The trustee in bankruptcy moved before the referee to compel the City of New York to pay over the proceeds of a sale of the bankrupt's property; the referee granted the petition, but the district judge reversed his order. The facts were as follows. On May 19, 1938, the bankrupt agreed with the City to an assessment of $1171 for sales taxes for which it had theretofore become liable and which it was to pay off in installments. By December 6, 1938, the bankrupt had reduced this to $956, but as it then stopped payments, the City Treasurer, proceeding under subdivision b of § N41-11.0, Chapter 41, of the "Administrative Code" of the City (quoted in the margin*fn* ), issued a warrant to an "officer * * * of the department of finance" who docketed it in the office of the Clerk of Kings County, which imposed a lien upon all the property of the bankrupt. On May 16, 1939, the City Treasurer directed the officer to whom he had issued the warrant, to seize the property and he did so. It has been sold in execution of this warrant by order of the bankruptcy court after adjudication, and the proceeds await the determination in this proceeding of the validity of the lien acquired. The bankrupt was insolvent both on December 6, 1938, and May 16, 1939, and so the City's officials knew on both dates. An involuntary petition was filed on June 7, 1939, which was followed by an adjudication on the 17th. The trustee argues that the lien had necessarily disappeared because the bankrupt's shifting stock of merchandise on December 6, 1938, must have completely changed before May 16, 1939; and that if the origianl levy attached at all, it was only as new goods were substituted. Further, that as to all goods acquired within four months of petition filed, § 60, sub. b, 11 U.S.C.A. § 96, sub. b, invalidated the lien if it did attach, because it arose after the City had learned of the bankrupt's insolvency. We agree with this reasoning, and consequently the result must depend upon § 67, sub. b, 11 U.S.C.A. § 107, sub. b.
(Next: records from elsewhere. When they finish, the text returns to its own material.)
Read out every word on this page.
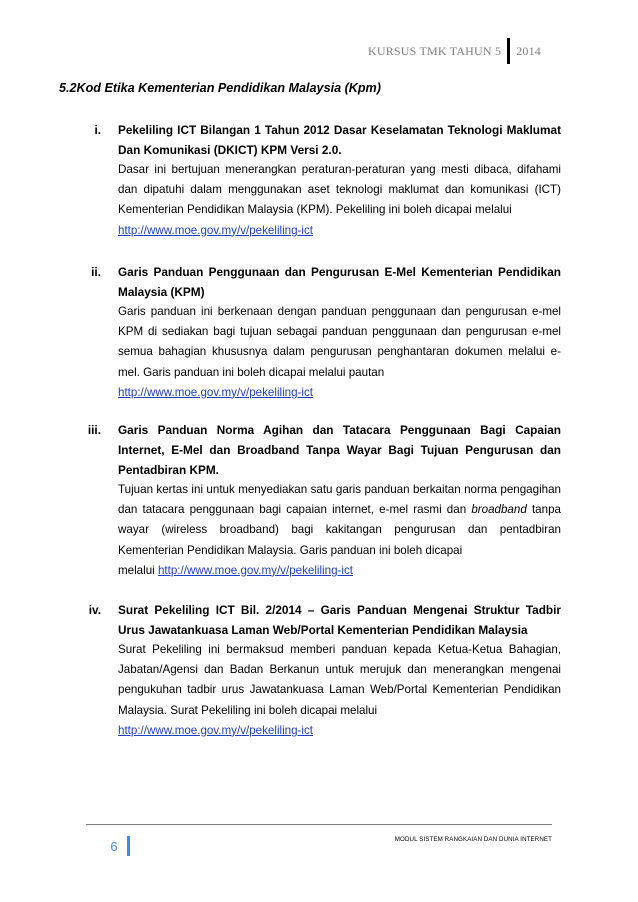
KURSUS TMK TAHUN 5	2014
5.2Kod Etika Kementerian Pendidikan Malaysia (Kpm)
i. Pekeliling ICT Bilangan 1 Tahun 2012 Dasar Keselamatan Teknologi Maklumat Dan Komunikasi (DKICT) KPM Versi 2.0.
Dasar ini bertujuan menerangkan peraturan-peraturan yang mesti dibaca, difahami dan dipatuhi dalam menggunakan aset teknologi maklumat dan komunikasi (ICT) Kementerian Pendidikan Malaysia (KPM). Pekeliling ini boleh dicapai melalui
http://www.moe.gov.my/v/pekeliling-ict
ii. Garis Panduan Penggunaan dan Pengurusan E-Mel Kementerian Pendidikan Malaysia (KPM)
Garis panduan ini berkenaan dengan panduan penggunaan dan pengurusan e-mel KPM di sediakan bagi tujuan sebagai panduan penggunaan dan pengurusan e-mel semua bahagian khususnya dalam pengurusan penghantaran dokumen melalui e-mel. Garis panduan ini boleh dicapai melalui pautan
http://www.moe.gov.my/v/pekeliling-ict
iii. Garis Panduan Norma Agihan dan Tatacara Penggunaan Bagi Capaian Internet, E-Mel dan Broadband Tanpa Wayar Bagi Tujuan Pengurusan dan Pentadbiran KPM.
Tujuan kertas ini untuk menyediakan satu garis panduan berkaitan norma pengagihan dan tatacara penggunaan bagi capaian internet, e-mel rasmi dan broadband tanpa wayar (wireless broadband) bagi kakitangan pengurusan dan pentadbiran Kementerian Pendidikan Malaysia. Garis panduan ini boleh dicapai
melalui http://www.moe.gov.my/v/pekeliling-ict
iv. Surat Pekeliling ICT Bil. 2/2014 – Garis Panduan Mengenai Struktur Tadbir Urus Jawatankuasa Laman Web/Portal Kementerian Pendidikan Malaysia
Surat Pekeliling ini bermaksud memberi panduan kepada Ketua-Ketua Bahagian, Jabatan/Agensi dan Badan Berkanun untuk merujuk dan menerangkan mengenai pengukuhan tadbir urus Jawatankuasa Laman Web/Portal Kementerian Pendidikan Malaysia. Surat Pekeliling ini boleh dicapai melalui
http://www.moe.gov.my/v/pekeliling-ict
6	MODUL SISTEM RANGKAIAN DAN DUNIA INTERNET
This was a "statutory lien" within that section, and not a "lien * * * obtained by * * * legal * * * proceedings," § 67, sub. a. Henderson v. Mayer, 225 U.S. 631, 32 S. Ct. 699, 56 L. Ed. 1233; Irby v. Corey, 5 Cir., 95 F.2d 963. It is not necessary to decide whether the lien of an execution issued on a judgment is also a "statutory lien," whenever a statute has been passed to regulate its incidence and effect. The only possible question is as to the use of the word, "may," instead of "shall." While that word can be mandatory (Rock Island County Supervisors v. United States, 4 Wall. 435, 446, 18 L. Ed. 419; United States v. Thoman, 156 U.S. 353, 359, 15 S. Ct. 378, 39 L. Ed. 450), if this were a situation appropriate to the exercise of any discretion, we should construe it in its usual, i.e. in its permissive, sense. We have however been unable to see any proper scope for discretion in these circumstances. Congress cannot of course have meant that the court should decide in each case whether the result of invalidating the lien would be too harsh, thus conferring a dispensing power to be exercised in misericordiam. The most reasonable interpretation seems to us to be that the preference shall depend upon whether the local law "may" create a lien. There was some reason for such a concession; the amendment to § 64, 11 U.S.C.A. § 104, had cut down very considerably the priority given to taxes, and had eliminated altogether any priority for state debts. Perhaps Congress thought § 67, sub. b, in some measure a quid pro quo for what had been taken away.